After Russia’s control and domination of Syria, it began planning the takeover of Ukraine.

Ukraine, Another Syria

A similar destiny to Syria’s seems to be rolling out for Ukraine. It is going to become another Syria and a place of conflict for the policies of other countries.

Syria is a country that has been suffering from a civil war for 11 years. For 11 years, it has been totally submerged in troubles to which there seems to be no solution. The country has been totally devastated for 11 years and its infrastructure remains in ruins. UN investigators have sounded the alarm by saying that Ukraine must not turn into another Syria – a country which other powers have turned into a battleground for their conflicts for over a decade.

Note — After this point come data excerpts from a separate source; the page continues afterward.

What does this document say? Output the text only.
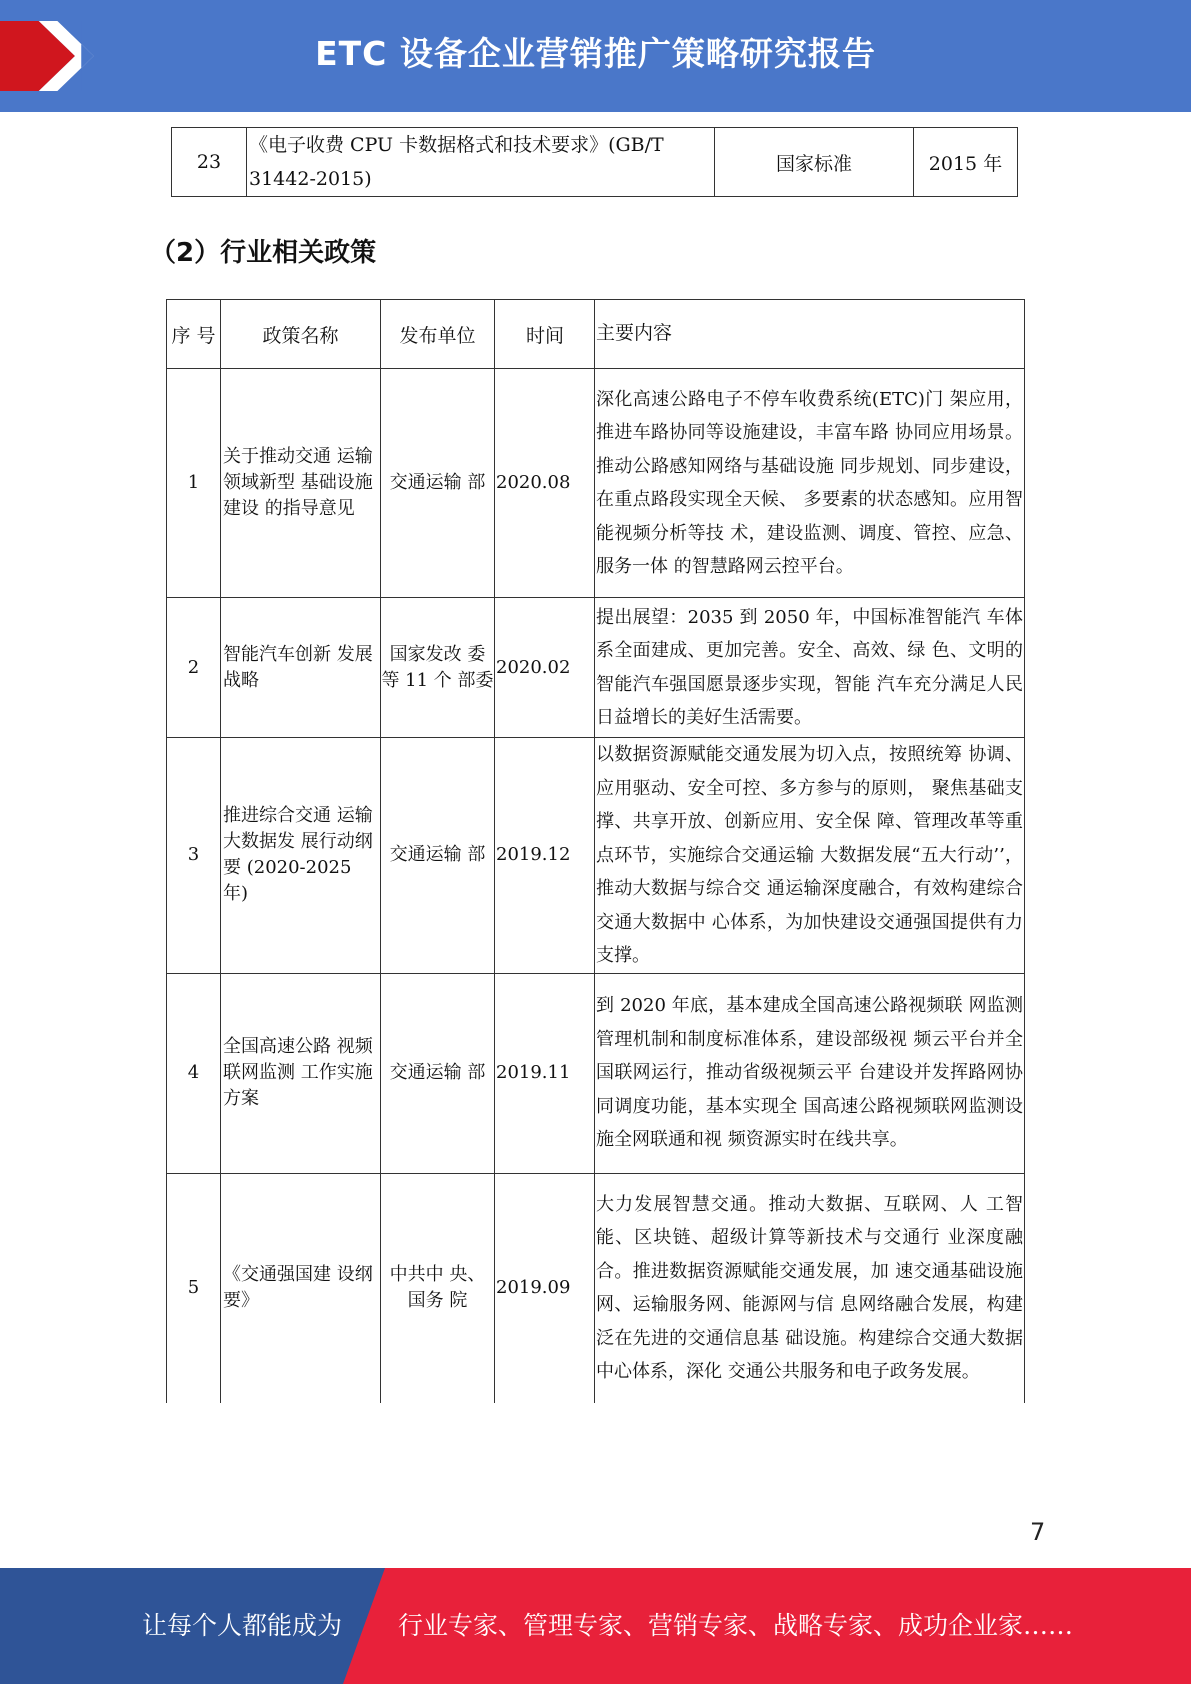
ETC 设备企业营销推广策略研究报告
23	《电子收费 CPU 卡数据格式和技术要求》(GB/T 31442-2015)	国家标准	2015 年
（2）行业相关政策
序 号	政策名称	发布单位	时间	主要内容
1	关于推动交通 运输领域新型 基础设施建设 的指导意见	交通运输 部	2020.08	深化高速公路电子不停车收费系统(ETC)门 架应用，推进车路协同等设施建设，丰富车路 协同应用场景。推动公路感知网络与基础设施 同步规划、同步建设，在重点路段实现全天候、 多要素的状态感知。应用智能视频分析等技 术，建设监测、调度、管控、应急、服务一体 的智慧路网云控平台。
2	智能汽车创新 发展战略	国家发改 委等 11 个 部委	2020.02	提出展望：2035 到 2050 年，中国标准智能汽 车体系全面建成、更加完善。安全、高效、绿 色、文明的智能汽车强国愿景逐步实现，智能 汽车充分满足人民日益增长的美好生活需要。
3	推进综合交通 运输大数据发 展行动纲要 (2020-2025 年)	交通运输 部	2019.12	以数据资源赋能交通发展为切入点，按照统筹 协调、应用驱动、安全可控、多方参与的原则， 聚焦基础支撑、共享开放、创新应用、安全保 障、管理改革等重点环节，实施综合交通运输 大数据发展“五大行动’’，推动大数据与综合交 通运输深度融合，有效构建综合交通大数据中 心体系，为加快建设交通强国提供有力支撑。
4	全国高速公路 视频联网监测 工作实施方案	交通运输 部	2019.11	到 2020 年底，基本建成全国高速公路视频联 网监测管理机制和制度标准体系，建设部级视 频云平台并全国联网运行，推动省级视频云平 台建设并发挥路网协同调度功能，基本实现全 国高速公路视频联网监测设施全网联通和视 频资源实时在线共享。
5	《交通强国建 设纲要》	中共中 央、国务 院	2019.09	大力发展智慧交通。推动大数据、互联网、人 工智能、区块链、超级计算等新技术与交通行 业深度融合。推进数据资源赋能交通发展，加 速交通基础设施网、运输服务网、能源网与信 息网络融合发展，构建泛在先进的交通信息基 础设施。构建综合交通大数据中心体系，深化 交通公共服务和电子政务发展。
7
让每个人都能成为 行业专家、管理专家、营销专家、战略专家、成功企业家……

The uprising in Syria began 11 years ago and turned into a full-scale war when Russia invaded in 2015. The Independent International Commission of Inquiry on Syria has said that it hopes the disregard for civilian casualties would not be repeated in Moscow’s invasion of Ukraine.

Commission chair Paul Pinheiro has spoken of the millions of people forcibly displaced, more than 100,000 missing or disappeared, poverty rates at an unprecedented 90% high, human rights violations, and crimes against humanity. “We can only hope that world leaders are doing everything now that they can to avoid a similar fate for Ukraine,” he told reporters.

“Syrian and Russian forces” operating side by side have continued to indiscriminately bomb densely populated areas in the northwest,” he added.

“Civilians have also been attacked with sophisticated precision-guided weapons and airstrikes-including in strikes where Russian fixed-wing aircraft were identified flying over targeted areas.”

Pinheiro also said Russia and Syria were insisting on humanitarian aid being delivered from Damascus rather than across the border, but “their attacks in the northwest occur along the very road where such humanitarian aid would travel”.

He added, “we are seeing since 2015 similar practices by the Russian Federation in the conflict that we are seeing in another country today.”

Russia has started a devastating war in Ukraine and in this short time it has razed the infrastructure of many of its cities and some residential areas to the ground. Women and children have been taking refuge in other countries to save themselves.

This act by Russia is a repeat of its performance in Syria many years ago. In its plans to gain domination over the West, Russia has inflicted great pain and losses on the people of these two countries, also impacting the world as a whole and endangering global peace and security.